Und überhaupt: Die Morgennachrichten dauern schon seit Jahren nur 10 Minuten.
Weil heute Weihnachten ist, behaupte ich: Die guten und die schlechten Ereignisse halten sich die Waage.
Und um noch einen draufzusetzen: Die überwiegende Zahl der Menschen auf diesem Planeten lebt überaus glücklich.
Diese Tatsache ist gut für uns, aber schlecht fürs Newsbusiness, was uns nicht zu kümmern braucht.
Ich wünsche Ihnen fröhliche Weihnachten. Und auch: Chag sameach Chanukkah!

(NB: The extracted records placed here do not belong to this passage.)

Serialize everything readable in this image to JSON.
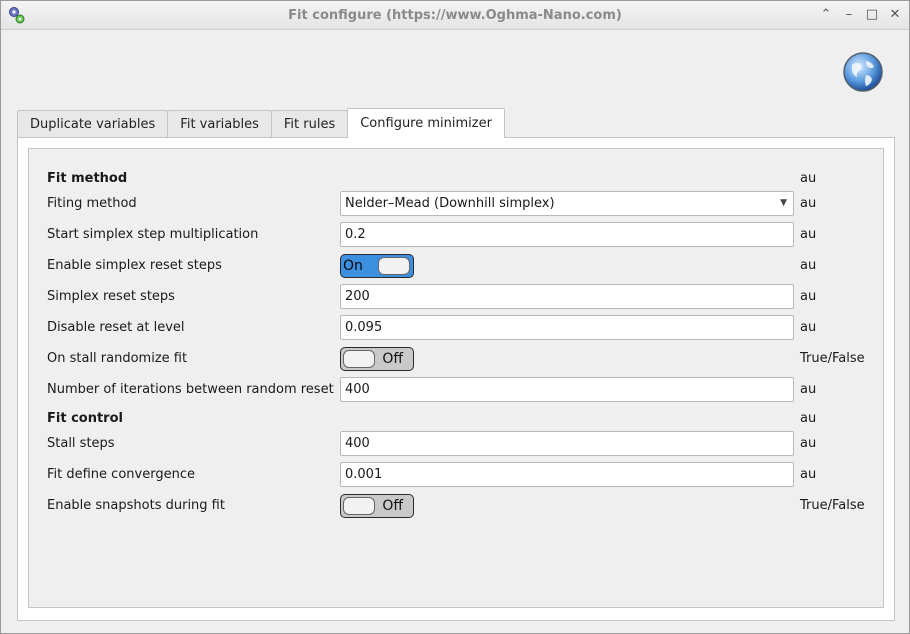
{
  "window": {
    "title": "Fit configure (https://www.Oghma-Nano.com)",
    "app_icon": "gears-icon",
    "controls": [
      {
        "name": "collapse-icon",
        "glyph": "⌃"
      },
      {
        "name": "minimize-icon",
        "glyph": "–"
      },
      {
        "name": "maximize-icon",
        "glyph": "□"
      },
      {
        "name": "close-icon",
        "glyph": "✕"
      }
    ]
  },
  "header": {
    "globe_icon": "globe-icon"
  },
  "tabs": [
    {
      "label": "Duplicate variables",
      "active": false
    },
    {
      "label": "Fit variables",
      "active": false
    },
    {
      "label": "Fit rules",
      "active": false
    },
    {
      "label": "Configure minimizer",
      "active": true
    }
  ],
  "form": {
    "rows": [
      {
        "kind": "header",
        "label": "Fit method",
        "unit": "au"
      },
      {
        "kind": "combo",
        "label": "Fiting method",
        "value": "Nelder–Mead (Downhill simplex)",
        "unit": "au"
      },
      {
        "kind": "text",
        "label": "Start simplex step multiplication",
        "value": "0.2",
        "unit": "au"
      },
      {
        "kind": "toggle",
        "label": "Enable simplex reset steps",
        "value": "On",
        "state": true,
        "unit": "au"
      },
      {
        "kind": "text",
        "label": "Simplex reset steps",
        "value": "200",
        "unit": "au"
      },
      {
        "kind": "text",
        "label": "Disable reset at level",
        "value": "0.095",
        "unit": "au"
      },
      {
        "kind": "toggle",
        "label": "On stall randomize fit",
        "value": "Off",
        "state": false,
        "unit": "True/False"
      },
      {
        "kind": "text",
        "label": "Number of iterations between random reset",
        "value": "400",
        "unit": "au"
      },
      {
        "kind": "header",
        "label": "Fit control",
        "unit": "au"
      },
      {
        "kind": "text",
        "label": "Stall steps",
        "value": "400",
        "unit": "au"
      },
      {
        "kind": "text",
        "label": "Fit define convergence",
        "value": "0.001",
        "unit": "au"
      },
      {
        "kind": "toggle",
        "label": "Enable snapshots during fit",
        "value": "Off",
        "state": false,
        "unit": "True/False"
      }
    ]
  },
  "colors": {
    "toggle_on": "#3d8fe0",
    "toggle_off": "#c9c9c9",
    "panel_bg": "#efefef"
  }
}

Zuerst erschienen in der Basler Zeitung vom 24. Dezember 2014.
Marc Schinzel meint
Anknüpfend an M.M.: Die fehlende Zeit. Vielleicht fehlt sie ja nicht wirklich, aber wir bilden uns allzu oft ein, sie fehle uns. Schenken wir uns etwas Zeit an Weihnachten? Ein Gedanke: Die Botschaft des Kindes in der Krippe lautet wohl nicht “schaut alle mal her, da bin ich nun, der ultimative Superstar“. Vielleicht eher so: “Ich lade Euch herzlich ein, Euch selber kennenzulernen“. Ob weihnächtlich gestimmt oder nicht: Gönnen wir uns Zeit, uns selber kennenzulernen und herauszufinden, was uns wirklich wichtig ist. Dann, so glaube ich, wiederum anknüpfend an M.M., wird 2015 ganz viel Erfreuliches bereit halten!